Space-Confined Molecular Catalysis toward Electrocatalytic CO2 Reduction on Metal Phthalocyanine@Nitrogen-Doped Carbon Nanosheet

Abstract

Phthalocyanines have emerged as attractive materials for electrocatalytic carbon dioxide reduction. However, the challenge of finding a support that is stable while maintaining catalytic activity and loading remains elusive. Porous carbon materials are considered reliable substrates for supporting molecular catalysts.
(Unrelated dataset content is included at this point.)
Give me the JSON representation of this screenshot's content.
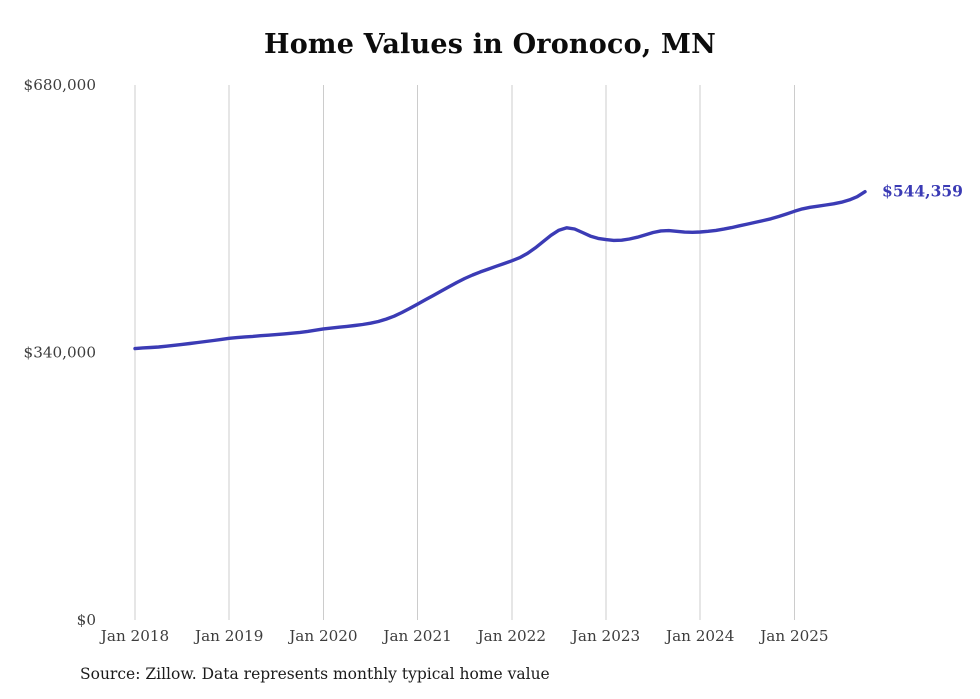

Herein, a nitrogen-rich carbon nanosheet (NiPc/NMCN) with multilayer and mesoporous structure is synthesized based on a kinetically controlled self-assembly strategy and used for phthalocyanine loading. The multilayer composite structure of NMCN guides the molecular-scale dispersion of phthalocyanine and plays a crucial role in its catalytic process. Moreover, the phthalocyanine molecules retain their metal-N₄ structure after impregnation. Therefore, the remarkable CO₂ electroreduction properties of phthalocyanine are fully demonstrated. At −0.73 V vs. RHE, NiPc/NMCN achieves the highest CO faradaic efficiency (FE_CO) of 96.0%. Meanwhile, current densities in membrane electrode module electrolyzers can reach industrial amperage levels, while the FEco remains at 60% at 880 mA cm^–2. Density functional theory (DFT) indicates that the high performance of NiPc/NMCN is attributed to the significant reduction of the CO₂RR energy barrier. Phthalocyanines restricted by the porous carbon could produce the intermediate *COOH more rapidly, determining high CO₂RR selectivity, which is confirmed by in situ (FTIR) spectroscopy. Consequently, the strategy of constructing confined multilayer mesoporous carbon structures provides an avenue for the design of efficient CO₂ reduction molecular catalysts.